JAKARTA - PT Hutama Karya (Persero) resmi menyelesaikan pembangunan dan pengoperasian jembatan sementara Sungai Aih Bobo, yang sejak 12 Februari 2026 telah dapat dilewati oleh masyarakat umum, sehingga akses logistik dan mobilitas masyarakat di Kabupaten Gayo Lues, Aceh, kembali pulih normal setelah sempat terputus pasca-bencana hidrometeorologi pada November 2025 yang merusak infrastruktur penting tersebut.

Pemulihan Infrastruktur Pascabencana di Gayo Lues

Kerusakan yang terjadi akibat bencana alam sebelumnya membuat jalur utama antarwilayah menjadi terhambat, memperlambat pasokan kebutuhan pokok dan mobilitas warga. Jembatan Aih Bobo yang rusak merupakan salah satu titik kritis karena menghubungkan berbagai titik permukiman, pasar, serta layanan publik penting lainnya. Ketika struktur tersebut terputus, dampaknya tidak hanya terasa pada logistik, tetapi juga pada akses ke fasilitas kesehatan dan kegiatan ekonomi sehari-hari warga.

Sebagai respons terhadap kondisi kritis tersebut, Kementerian Pekerjaan Umum (PU) menginisiasi proyek tanggap darurat yang dilaksanakan oleh Hutama Karya dengan fokus utama mengembalikan fungsi konektivitas dan keselamatan di jalur tersebut. Jembatan sementara ini kemudian dibangun dengan menggunakan pelat baja bergelombang sebagai struktur dasar yang kuat dan tahan terhadap beban kendaraan yang melintas.

Desain dan Spesifikasi Jembatan Sementara

Jembatan sementara yang kini beroperasi dirancang dengan bentang utama sepanjang 27,5 meter dan lebar mencapai 5 meter, sehingga mampu menampung kendaraan dengan kapasitas maksimal hingga 10 ton. Total penanganan struktur mencapai panjang sekitar 90 meter, yang disesuaikan dengan kondisi lokasi dan indikator keamanan pada oprit pendekat. Pembangunan jembatan ini dimulai pada minggu ketiga Januari 2026 dan rampung pada awal Februari 2026 dalam waktu konstruksi yang efektif dan terkoordinasi dengan ketat.

Peresmian dan pembukaan akses jembatan tersebut juga dihadiri oleh sejumlah pejabat daerah setempat serta perwakilan unsur keamanan, seperti Asisten III Bupati Gayo Lues, Kapolres Gayo Lues, PPK 3.4 BPJN, serta Kepala Dinas Pekerjaan Umum Kabupaten Gayo Lues. Dari pihak Hutama Karya turut hadir Koordinator Project Manager serta Project Manager Ruas jalan terkait untuk menyaksikan langsung fungsi operasional jembatan yang sangat strategis ini.

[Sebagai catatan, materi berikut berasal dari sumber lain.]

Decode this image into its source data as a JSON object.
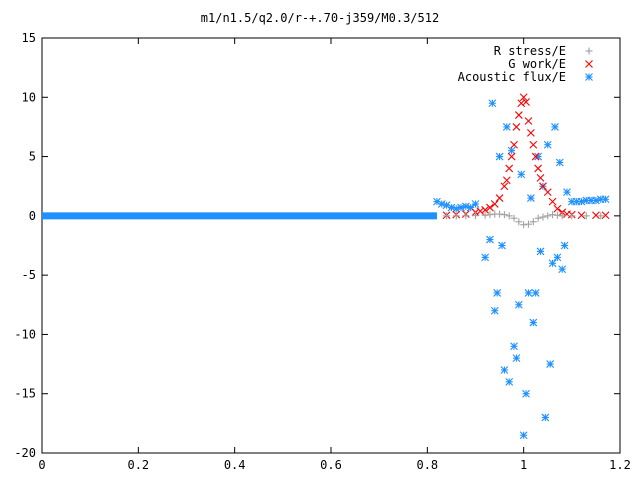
{
  "chart_data": {
    "type": "scatter",
    "title": "m1/n1.5/q2.0/r-+.70-j359/M0.3/512",
    "xlabel": "",
    "ylabel": "",
    "xlim": [
      0,
      1.2
    ],
    "ylim": [
      -20,
      15
    ],
    "xticks": [
      0,
      0.2,
      0.4,
      0.6,
      0.8,
      1,
      1.2
    ],
    "yticks": [
      -20,
      -15,
      -10,
      -5,
      0,
      5,
      10,
      15
    ],
    "xtick_labels": [
      "0",
      "0.2",
      "0.4",
      "0.6",
      "0.8",
      "1",
      "1.2"
    ],
    "ytick_labels": [
      "-20",
      "-15",
      "-10",
      "-5",
      "0",
      "5",
      "10",
      "15"
    ],
    "grid": false,
    "legend_position": "top-right",
    "series": [
      {
        "name": "R stress/E",
        "marker": "plus",
        "color": "#a0a0a0",
        "points": [
          [
            0.84,
            0.0
          ],
          [
            0.86,
            0.0
          ],
          [
            0.88,
            0.01
          ],
          [
            0.9,
            0.02
          ],
          [
            0.92,
            0.05
          ],
          [
            0.93,
            0.1
          ],
          [
            0.94,
            0.15
          ],
          [
            0.95,
            0.15
          ],
          [
            0.96,
            0.1
          ],
          [
            0.97,
            0.0
          ],
          [
            0.98,
            -0.2
          ],
          [
            0.99,
            -0.5
          ],
          [
            1.0,
            -0.75
          ],
          [
            1.01,
            -0.7
          ],
          [
            1.02,
            -0.5
          ],
          [
            1.03,
            -0.2
          ],
          [
            1.04,
            -0.1
          ],
          [
            1.05,
            0.0
          ],
          [
            1.06,
            0.1
          ],
          [
            1.07,
            0.05
          ],
          [
            1.08,
            0.0
          ],
          [
            1.1,
            0.0
          ],
          [
            1.13,
            0.0
          ],
          [
            1.16,
            0.0
          ]
        ]
      },
      {
        "name": "G work/E",
        "marker": "cross",
        "color": "#ff0000",
        "points": [
          [
            0.84,
            0.05
          ],
          [
            0.86,
            0.1
          ],
          [
            0.88,
            0.15
          ],
          [
            0.9,
            0.3
          ],
          [
            0.91,
            0.4
          ],
          [
            0.92,
            0.5
          ],
          [
            0.93,
            0.7
          ],
          [
            0.94,
            1.0
          ],
          [
            0.95,
            1.5
          ],
          [
            0.96,
            2.5
          ],
          [
            0.965,
            3.0
          ],
          [
            0.97,
            4.0
          ],
          [
            0.975,
            5.0
          ],
          [
            0.98,
            6.0
          ],
          [
            0.985,
            7.5
          ],
          [
            0.99,
            8.5
          ],
          [
            0.995,
            9.5
          ],
          [
            1.0,
            10.0
          ],
          [
            1.005,
            9.6
          ],
          [
            1.01,
            8.0
          ],
          [
            1.015,
            7.0
          ],
          [
            1.02,
            6.0
          ],
          [
            1.025,
            5.0
          ],
          [
            1.03,
            4.0
          ],
          [
            1.035,
            3.2
          ],
          [
            1.04,
            2.5
          ],
          [
            1.05,
            2.0
          ],
          [
            1.06,
            1.2
          ],
          [
            1.07,
            0.6
          ],
          [
            1.08,
            0.3
          ],
          [
            1.09,
            0.15
          ],
          [
            1.1,
            0.1
          ],
          [
            1.12,
            0.05
          ],
          [
            1.15,
            0.05
          ],
          [
            1.17,
            0.05
          ]
        ]
      },
      {
        "name": "Acoustic flux/E",
        "marker": "star",
        "color": "#1e90ff",
        "baseline": {
          "x_from": 0.0,
          "x_to": 0.82,
          "y": 0.0
        },
        "points": [
          [
            0.82,
            1.2
          ],
          [
            0.83,
            1.0
          ],
          [
            0.84,
            0.9
          ],
          [
            0.85,
            0.7
          ],
          [
            0.86,
            0.6
          ],
          [
            0.87,
            0.7
          ],
          [
            0.88,
            0.8
          ],
          [
            0.89,
            0.7
          ],
          [
            0.9,
            1.0
          ],
          [
            0.92,
            -3.5
          ],
          [
            0.93,
            -2.0
          ],
          [
            0.935,
            9.5
          ],
          [
            0.94,
            -8.0
          ],
          [
            0.945,
            -6.5
          ],
          [
            0.95,
            5.0
          ],
          [
            0.955,
            -2.5
          ],
          [
            0.96,
            -13.0
          ],
          [
            0.965,
            7.5
          ],
          [
            0.97,
            -14.0
          ],
          [
            0.975,
            5.5
          ],
          [
            0.98,
            -11.0
          ],
          [
            0.985,
            -12.0
          ],
          [
            0.99,
            -7.5
          ],
          [
            0.995,
            3.5
          ],
          [
            1.0,
            -18.5
          ],
          [
            1.005,
            -15.0
          ],
          [
            1.01,
            -6.5
          ],
          [
            1.015,
            1.5
          ],
          [
            1.02,
            -9.0
          ],
          [
            1.025,
            -6.5
          ],
          [
            1.03,
            5.0
          ],
          [
            1.035,
            -3.0
          ],
          [
            1.04,
            2.5
          ],
          [
            1.045,
            -17.0
          ],
          [
            1.05,
            6.0
          ],
          [
            1.055,
            -12.5
          ],
          [
            1.06,
            -4.0
          ],
          [
            1.065,
            7.5
          ],
          [
            1.07,
            -3.5
          ],
          [
            1.075,
            4.5
          ],
          [
            1.08,
            -4.5
          ],
          [
            1.085,
            -2.5
          ],
          [
            1.09,
            2.0
          ],
          [
            1.1,
            1.2
          ],
          [
            1.11,
            1.2
          ],
          [
            1.12,
            1.2
          ],
          [
            1.13,
            1.3
          ],
          [
            1.14,
            1.3
          ],
          [
            1.15,
            1.3
          ],
          [
            1.16,
            1.4
          ],
          [
            1.17,
            1.4
          ]
        ]
      }
    ]
  }
}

Dampak Langsung terhadap Mobilitas Warga

Konektivitas yang pulih ini membawa dampak signifikan terutama dalam hal mobilitas sosial dan ekonomi masyarakat. Jalur yang sempat terputus kini kembali dapat dilintasi untuk mengangkut hasil pertanian ke pasar, menjangkau pusat layanan kesehatan, dan memfasilitasi kegiatan ekonomi lainnya yang sempat terhambat selama periode pascakerusakan. Aktivitas warga yang sebelumnya terhambat kini mulai bangkit kembali secara bertahap.

Akses alternatif yang kini tersedia juga menjadi titik penting dalam menjamin keselamatan perjalanan dan stabilitas logistik di wilayah tersebut. Menurut masyarakat setempat, pembukaan kembali jembatan sementara ini membantu mengurangi risiko perjalanan yang sebelumnya lebih panjang dan berbahaya karena harus memilih rute alternatif yang jauh.

Komitmen Hutama Karya terhadap Pemulihan

Executive Vice President Sekretaris Perusahaan Hutama Karya, Mardiansyah, menekankan bahwa pelaksanaan proyek ini merupakan bagian dari tugas tanggap darurat yang diemban oleh Hutama Karya sesuai dengan perintah dari Kementerian Pekerjaan Umum. Dalam penugasan itu, fokus utama perusahaan adalah keselamatan pengguna jalan, kualitas mutu pekerjaan, serta percepatan pemulihan akses sehingga dampak sosial-ekonomi yang dirasakan warga dapat segera dikurangi.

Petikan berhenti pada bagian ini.